AU summit moots development fund for women

Addis Ababa- Ethiopia (PANA) -- After equal representation within the commission, which was gained at the Durban summit in July 2002, African women were the very first beneficiaries of the AU summit here with the decision soon after the opening session Tuesday to create a "special fund for the development of the African woman".
African leaders also committed themselves to push for ratification before the year runs out, of the additional protocol to the African charter for human and peoples rights.
The summit also committed African leaders to put an end to the phenomenon of child soldiers sex slaves on the continent, particularly in conflict zones.
The "Addis Ababa declaration on gender in Africa," adopted Tuesday by some 40 heads of state provides for a periodical report to the AU women's committee, on the status of women in member countries.
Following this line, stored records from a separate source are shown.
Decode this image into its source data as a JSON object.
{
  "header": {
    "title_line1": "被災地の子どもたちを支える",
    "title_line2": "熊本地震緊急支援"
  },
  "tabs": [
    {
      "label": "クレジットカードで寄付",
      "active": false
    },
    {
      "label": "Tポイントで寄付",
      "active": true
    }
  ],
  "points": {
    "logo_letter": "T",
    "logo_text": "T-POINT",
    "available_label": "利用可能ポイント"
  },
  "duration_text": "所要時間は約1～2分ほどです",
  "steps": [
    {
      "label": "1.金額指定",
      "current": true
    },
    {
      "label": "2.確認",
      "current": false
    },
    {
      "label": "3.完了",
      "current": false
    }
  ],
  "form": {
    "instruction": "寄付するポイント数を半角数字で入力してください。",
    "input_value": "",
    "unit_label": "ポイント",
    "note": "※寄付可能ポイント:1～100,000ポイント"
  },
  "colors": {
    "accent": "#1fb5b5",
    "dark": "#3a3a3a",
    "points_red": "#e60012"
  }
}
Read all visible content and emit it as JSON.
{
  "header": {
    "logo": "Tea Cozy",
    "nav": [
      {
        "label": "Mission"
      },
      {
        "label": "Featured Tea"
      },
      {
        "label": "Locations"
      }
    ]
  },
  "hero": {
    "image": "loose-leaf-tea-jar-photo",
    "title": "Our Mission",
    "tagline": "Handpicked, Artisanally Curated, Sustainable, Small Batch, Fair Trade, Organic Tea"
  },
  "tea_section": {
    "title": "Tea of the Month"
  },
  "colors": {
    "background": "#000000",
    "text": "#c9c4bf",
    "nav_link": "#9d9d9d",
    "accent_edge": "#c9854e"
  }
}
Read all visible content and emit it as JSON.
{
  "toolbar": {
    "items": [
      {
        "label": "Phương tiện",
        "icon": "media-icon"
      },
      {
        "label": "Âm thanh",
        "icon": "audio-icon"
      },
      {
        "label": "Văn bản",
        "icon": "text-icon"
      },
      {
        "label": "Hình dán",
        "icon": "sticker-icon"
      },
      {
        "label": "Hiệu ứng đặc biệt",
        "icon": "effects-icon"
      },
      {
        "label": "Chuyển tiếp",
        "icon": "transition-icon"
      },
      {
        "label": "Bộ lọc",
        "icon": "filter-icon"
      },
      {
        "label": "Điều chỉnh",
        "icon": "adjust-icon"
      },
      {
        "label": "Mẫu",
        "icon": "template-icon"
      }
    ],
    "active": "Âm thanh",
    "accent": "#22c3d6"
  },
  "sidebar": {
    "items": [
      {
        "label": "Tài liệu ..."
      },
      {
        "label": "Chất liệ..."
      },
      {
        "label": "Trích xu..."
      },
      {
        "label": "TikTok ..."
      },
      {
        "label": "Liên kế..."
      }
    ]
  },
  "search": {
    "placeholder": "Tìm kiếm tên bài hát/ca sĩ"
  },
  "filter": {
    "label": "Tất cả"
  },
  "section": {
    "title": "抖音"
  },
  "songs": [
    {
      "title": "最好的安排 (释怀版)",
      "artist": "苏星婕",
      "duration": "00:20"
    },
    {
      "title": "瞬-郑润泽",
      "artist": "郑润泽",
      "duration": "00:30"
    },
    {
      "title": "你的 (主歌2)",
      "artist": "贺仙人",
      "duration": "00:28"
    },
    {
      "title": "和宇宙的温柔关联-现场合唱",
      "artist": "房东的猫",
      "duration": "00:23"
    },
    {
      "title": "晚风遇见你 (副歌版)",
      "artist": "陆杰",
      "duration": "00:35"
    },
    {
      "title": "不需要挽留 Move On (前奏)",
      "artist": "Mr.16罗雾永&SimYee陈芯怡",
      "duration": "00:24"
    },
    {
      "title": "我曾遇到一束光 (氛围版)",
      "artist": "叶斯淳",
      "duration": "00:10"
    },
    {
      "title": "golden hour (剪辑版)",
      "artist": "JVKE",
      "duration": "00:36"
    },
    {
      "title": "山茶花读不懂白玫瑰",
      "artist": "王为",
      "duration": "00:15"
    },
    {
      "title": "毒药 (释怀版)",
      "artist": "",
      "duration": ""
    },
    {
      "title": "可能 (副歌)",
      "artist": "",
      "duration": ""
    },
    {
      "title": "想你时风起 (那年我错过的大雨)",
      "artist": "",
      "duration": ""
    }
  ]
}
Reliable sources told PANA president Abdoulaye Wade of Senegal, who first mooted the idea of gender parity, even called for "positive discrimination" to resolve problems specific to African women and youths, insisting especially on their empowerment.
He proposed that at least 35 per cent of seats in the African Parliament be reserved for women, subsequently progressing to a 50/50 parity.
Wade advocated the same gender consciousness in the constitution of other AU bodies.
He urged the AU Commission to reflect on a "positive discrimination programme in favour of the youth" who are the future of Africa and represent the most important section of the population of a continent which he said would remain the world's youngest.
The presidents of Botswana, Rwanda, Kenya, South Africa, Namibia, Angola and Zimbabwe who took part in the debate on gender, displayed the same readiness to make Africans in general and women in particular play a greater role in society.